For the first one it is sufficient to show that $\forall x\neg(\alpha\rightarrow\neg\beta)\vdash\forall x\alpha$ and $\forall x\neg(\alpha\rightarrow\neg\beta)\vdash\forall x\beta$ (using Rule T for $\gamma,\delta\vDash\neg(\gamma\rightarrow\neg\delta)$ ).

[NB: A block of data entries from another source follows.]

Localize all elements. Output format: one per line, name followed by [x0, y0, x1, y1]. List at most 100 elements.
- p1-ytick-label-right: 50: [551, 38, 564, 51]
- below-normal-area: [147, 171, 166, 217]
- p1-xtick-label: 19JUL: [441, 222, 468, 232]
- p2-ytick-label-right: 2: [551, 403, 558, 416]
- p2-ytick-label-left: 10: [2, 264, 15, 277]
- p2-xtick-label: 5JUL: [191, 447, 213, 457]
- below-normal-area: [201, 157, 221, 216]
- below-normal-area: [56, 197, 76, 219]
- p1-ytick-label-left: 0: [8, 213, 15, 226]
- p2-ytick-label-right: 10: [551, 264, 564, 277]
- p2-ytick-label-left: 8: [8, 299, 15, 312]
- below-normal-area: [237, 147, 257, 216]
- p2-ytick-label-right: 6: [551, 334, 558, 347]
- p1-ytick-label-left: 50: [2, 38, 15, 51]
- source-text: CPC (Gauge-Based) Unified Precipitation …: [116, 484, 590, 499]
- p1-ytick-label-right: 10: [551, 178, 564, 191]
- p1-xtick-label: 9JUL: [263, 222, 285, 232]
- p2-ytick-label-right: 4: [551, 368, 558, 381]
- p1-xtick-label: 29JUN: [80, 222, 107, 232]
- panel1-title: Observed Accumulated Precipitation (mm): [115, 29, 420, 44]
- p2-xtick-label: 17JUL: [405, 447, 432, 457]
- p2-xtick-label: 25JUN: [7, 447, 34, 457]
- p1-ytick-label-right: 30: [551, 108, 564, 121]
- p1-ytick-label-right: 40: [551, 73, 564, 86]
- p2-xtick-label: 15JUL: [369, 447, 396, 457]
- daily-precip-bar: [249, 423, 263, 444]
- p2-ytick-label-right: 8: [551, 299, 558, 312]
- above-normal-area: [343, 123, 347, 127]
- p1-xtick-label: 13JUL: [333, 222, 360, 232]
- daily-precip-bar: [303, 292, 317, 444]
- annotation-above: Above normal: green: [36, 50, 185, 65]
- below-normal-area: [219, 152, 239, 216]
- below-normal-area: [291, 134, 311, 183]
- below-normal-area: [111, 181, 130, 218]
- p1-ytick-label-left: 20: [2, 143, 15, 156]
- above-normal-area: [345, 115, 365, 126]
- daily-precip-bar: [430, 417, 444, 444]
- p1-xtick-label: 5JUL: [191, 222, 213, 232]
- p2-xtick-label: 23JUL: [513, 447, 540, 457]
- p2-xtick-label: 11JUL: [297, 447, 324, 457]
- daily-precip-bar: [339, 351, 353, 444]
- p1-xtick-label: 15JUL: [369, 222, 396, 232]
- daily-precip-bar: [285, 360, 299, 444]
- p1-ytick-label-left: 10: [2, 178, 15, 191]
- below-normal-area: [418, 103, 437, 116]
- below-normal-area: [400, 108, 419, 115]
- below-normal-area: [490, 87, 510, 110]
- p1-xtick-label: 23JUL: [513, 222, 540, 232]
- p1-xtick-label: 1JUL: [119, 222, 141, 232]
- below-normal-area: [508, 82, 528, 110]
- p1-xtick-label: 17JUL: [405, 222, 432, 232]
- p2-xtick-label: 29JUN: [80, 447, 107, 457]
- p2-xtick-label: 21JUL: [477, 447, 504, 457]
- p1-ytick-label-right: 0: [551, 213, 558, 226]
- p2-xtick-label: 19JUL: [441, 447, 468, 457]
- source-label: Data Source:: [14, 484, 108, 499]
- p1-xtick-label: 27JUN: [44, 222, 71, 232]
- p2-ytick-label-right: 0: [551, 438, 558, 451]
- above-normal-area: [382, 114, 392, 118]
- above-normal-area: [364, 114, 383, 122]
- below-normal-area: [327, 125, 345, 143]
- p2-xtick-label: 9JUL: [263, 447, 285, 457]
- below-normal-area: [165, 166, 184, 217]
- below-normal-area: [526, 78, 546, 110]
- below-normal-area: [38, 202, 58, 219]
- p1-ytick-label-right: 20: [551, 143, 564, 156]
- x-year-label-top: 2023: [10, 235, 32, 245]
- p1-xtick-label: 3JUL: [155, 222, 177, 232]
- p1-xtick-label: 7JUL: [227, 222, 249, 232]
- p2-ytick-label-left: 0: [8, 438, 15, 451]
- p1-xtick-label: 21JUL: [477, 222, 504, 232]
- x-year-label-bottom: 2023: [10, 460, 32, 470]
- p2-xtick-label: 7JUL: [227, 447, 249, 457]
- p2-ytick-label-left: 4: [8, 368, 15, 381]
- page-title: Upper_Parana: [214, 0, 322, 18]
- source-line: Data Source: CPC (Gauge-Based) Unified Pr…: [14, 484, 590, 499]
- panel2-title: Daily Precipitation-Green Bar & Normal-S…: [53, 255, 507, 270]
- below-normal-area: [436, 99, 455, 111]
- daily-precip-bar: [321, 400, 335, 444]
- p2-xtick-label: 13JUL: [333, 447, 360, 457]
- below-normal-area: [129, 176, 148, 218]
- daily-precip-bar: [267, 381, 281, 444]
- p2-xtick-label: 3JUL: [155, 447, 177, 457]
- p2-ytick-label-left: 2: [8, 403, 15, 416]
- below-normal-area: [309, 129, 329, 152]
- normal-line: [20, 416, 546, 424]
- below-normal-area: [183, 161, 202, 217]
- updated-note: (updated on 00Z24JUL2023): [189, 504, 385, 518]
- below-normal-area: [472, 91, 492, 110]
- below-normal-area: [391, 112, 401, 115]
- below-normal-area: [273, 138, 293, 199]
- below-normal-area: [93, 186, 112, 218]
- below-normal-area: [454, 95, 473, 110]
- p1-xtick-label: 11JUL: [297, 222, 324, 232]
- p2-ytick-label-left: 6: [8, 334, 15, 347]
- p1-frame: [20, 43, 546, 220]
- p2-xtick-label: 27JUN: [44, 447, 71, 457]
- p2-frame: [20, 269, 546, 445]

By MP, it is sufficient to show that $\vdash\forall x\neg(\alpha\rightarrow\neg\beta)\rightarrow\forall x\alpha$ and $\vdash\forall x\neg(\alpha\rightarrow\neg\beta)\rightarrow\forall x\beta$ , and, by axiom group 3, MP and generalization theorem, it is sufficient to show that $\vdash\neg(\alpha\rightarrow\neg\beta)\rightarrow\alpha$ and $\vdash\neg(\alpha\rightarrow\neg\beta)\rightarrow\beta$ . Both are tautologies.

For the second one, by the generalization and contraposition theorems, it is sufficient to show that $\alpha\rightarrow\neg\beta\vdash\forall x\alpha\rightarrow\neg\forall x\beta$ . By the deduction theorem, it is sufficient to show that $\forall x\alpha;\alpha\rightarrow\neg\beta\vdash\neg\forall x\beta$ . By RAA, it is sufficient to conclude that $\{\forall x\alpha,\alpha\rightarrow\neg\beta,\forall x\beta\}$ is inconsistent. Now, by axiom group 2, $\vdash\forall x\alpha\rightarrow\alpha$ and $\vdash\forall x\beta\rightarrow\beta$ , and, by MP, $\{\forall x\alpha,\alpha\rightarrow\neg\beta,\forall x\beta\}\vdash\{\beta,\neg\beta\}$ .